Better still, if they then takeover their own portfolios and keep injecting $3000 until they hit 50 years old at 5% returns?
So at 50 years old, if they choose to withdraw the 5% dividend, they
will get $34692.52, which is about $2891 per month – not bad to receive
an additional $2891 per month, just from the investment that we started
for them from young.
Of course, there are assumptions:
This is calculated based on $3000 per annum injections – the more you inject, the greater the growth
Assuming that 5% is stable (studies show that long term investing averages 6-7% returns)

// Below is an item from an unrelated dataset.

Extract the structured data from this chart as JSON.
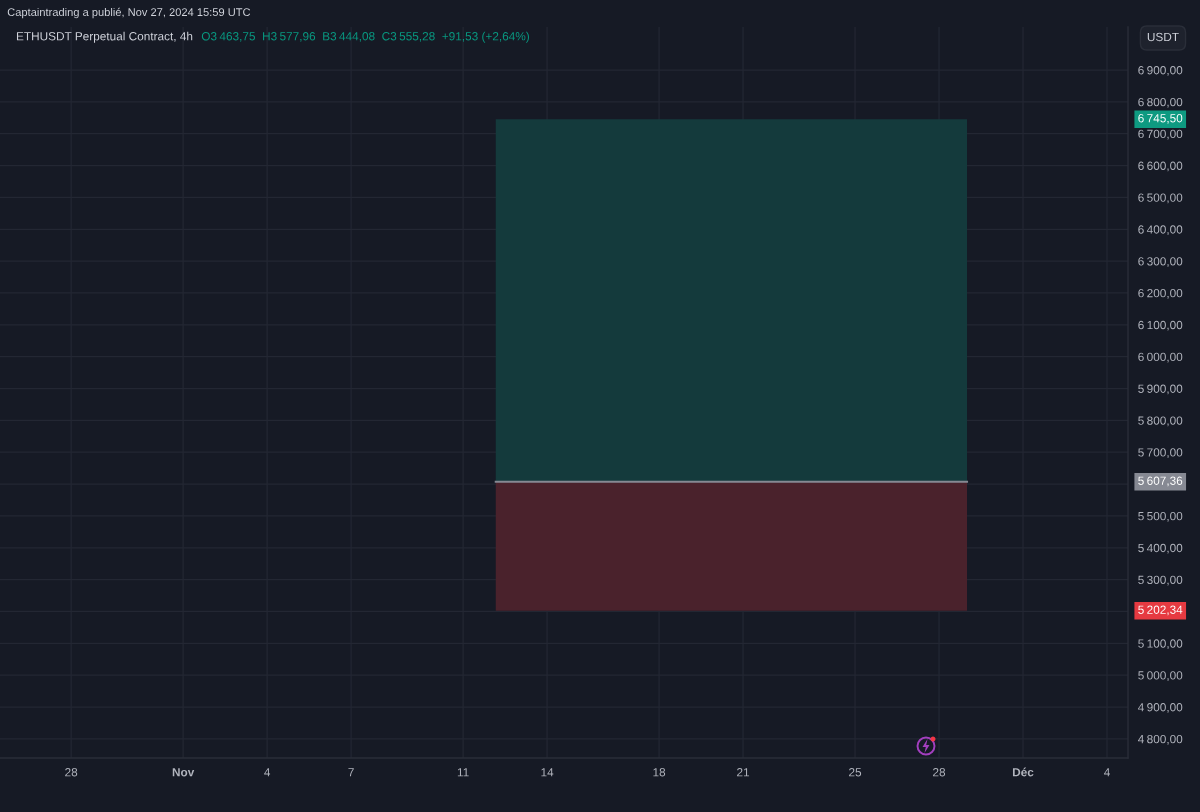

That's for my children – of course, I've the same goals for myself – in
fact, my goal is for my Passive Income Investing (PII) to provide me
with at least $100,000 per annum – that's my goal.
It'd be a mix of
Dividend Stock Investing, Real Estate Investing, Walton Land Banking,
but most of the Passive Income Investing (PII) that I write about will
cover 80% about Dividend Stock Investing and 20% on Cryptocurrency Investing
why 80% focus on dividend stocks is because Dividend Stocks are more:
easily accessible – you can easily invest into a
dividend stock with a minimum of $1 per share (the minimum number of
shares that you can buy at a go is 900 shares BUT as there is usually a
fixed-rate brokerage fee, I'll recommend that you save a bit more and
buy lump sum of at least 3000 shares to maximize your brokerage fees).
you can reinvest the dividends that you get into
the same or other dividend stock (highly recommended to build your
portfolio and accelerates the growth and future dividends)
more liquid – though I don't recommend it, dividend stocks are easily traded and sold for cash
If you compare investing into dividend stock with real estate
investment or Walton land banking, you need a larger sum of capital,
which then gets locked in, you cannot reinvest into your real estate or
walton, and they're not easily liquidated. They can be safer, but real
estate returns may not be as high as dividend stocks.
This is the fundamentals of Passive Income Investing (PII).